THE REST OF THE STORY IS IN YOUR HANDS reads the headline of the handout audience members are offered on the way out of the show, urging us to join the struggle to get Apple and others to do right by their workers.

"Change is possible," Daisey writes. "You can speak. You can tell others this story . . . ." He gives us the email address for Apple CEO Tim Cook. Here's what I wrote to him:

Dear Mr. Cook:

From Mike Daisey's show and New York Times reports, I've been shocked to learn the details of just how abused and underpaid makers of Apple's electronic devices are--and about Apple's long history of irresponsible compliance with this exploitation.
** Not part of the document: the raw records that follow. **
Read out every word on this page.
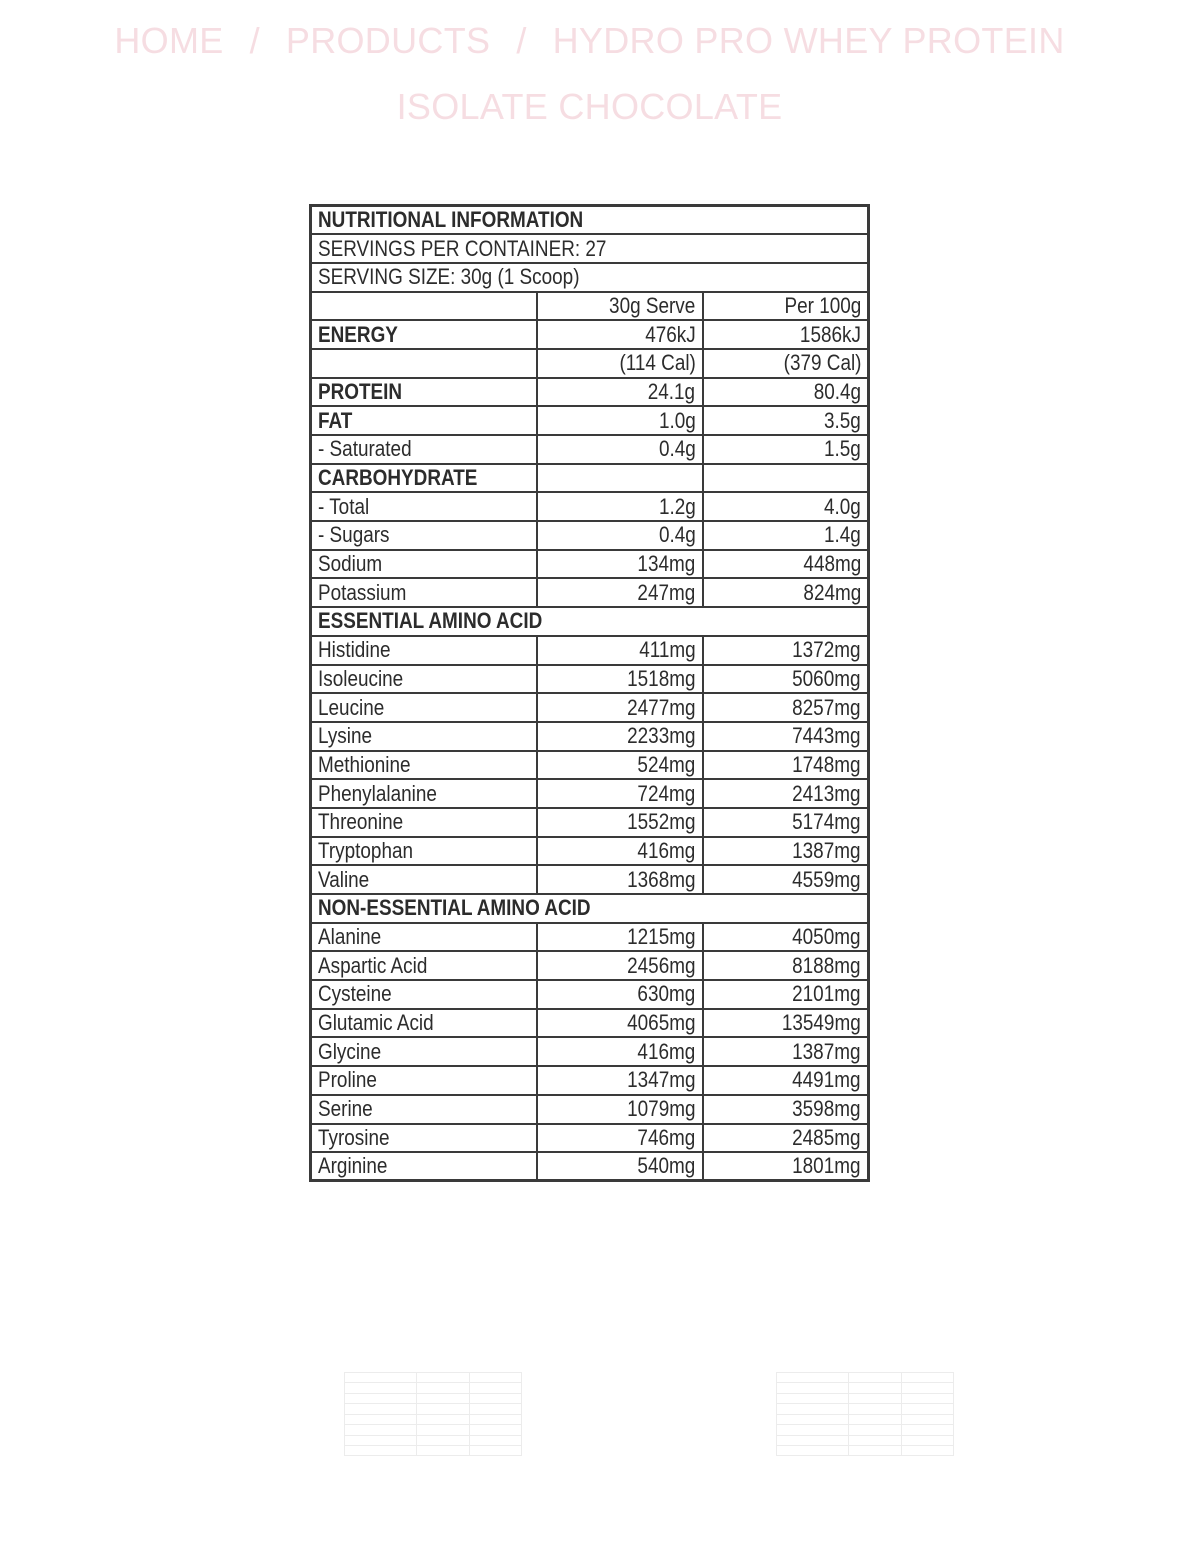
HOME / PRODUCTS / HYDRO PRO WHEY PROTEIN
ISOLATE CHOCOLATE
NUTRITIONAL INFORMATION		
SERVINGS PER CONTAINER: 27		
SERVING SIZE: 30g (1 Scoop)		
	30g Serve	Per 100g
ENERGY	476kJ	1586kJ
	(114 Cal)	(379 Cal)
PROTEIN	24.1g	80.4g
FAT	1.0g	3.5g
- Saturated	0.4g	1.5g
CARBOHYDRATE		
- Total	1.2g	4.0g
- Sugars	0.4g	1.4g
Sodium	134mg	448mg
Potassium	247mg	824mg
ESSENTIAL AMINO ACID		
Histidine	411mg	1372mg
Isoleucine	1518mg	5060mg
Leucine	2477mg	8257mg
Lysine	2233mg	7443mg
Methionine	524mg	1748mg
Phenylalanine	724mg	2413mg
Threonine	1552mg	5174mg
Tryptophan	416mg	1387mg
Valine	1368mg	4559mg
NON-ESSENTIAL AMINO ACID		
Alanine	1215mg	4050mg
Aspartic Acid	2456mg	8188mg
Cysteine	630mg	2101mg
Glutamic Acid	4065mg	13549mg
Glycine	416mg	1387mg
Proline	1347mg	4491mg
Serine	1079mg	3598mg
Tyrosine	746mg	2485mg
Arginine	540mg	1801mg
I realize that the problem isn't just with Apple's products. But as a company whose consumers are passionate about its products and loyal to its brand, Apple is in a position to be a leader in transforming the way electronics are made.

I urge Apple to become responsible for ensuring that its suppliers pay their workers well and institute safe and humane working conditions.

As a shareholder, rather than getting a 5% dividend, I would willingly see that money go to Apple's workers and to improving the conditions in which they work. With 60% profits and your huge cash reserves, Apple has the wherewithal to easily accomplish this.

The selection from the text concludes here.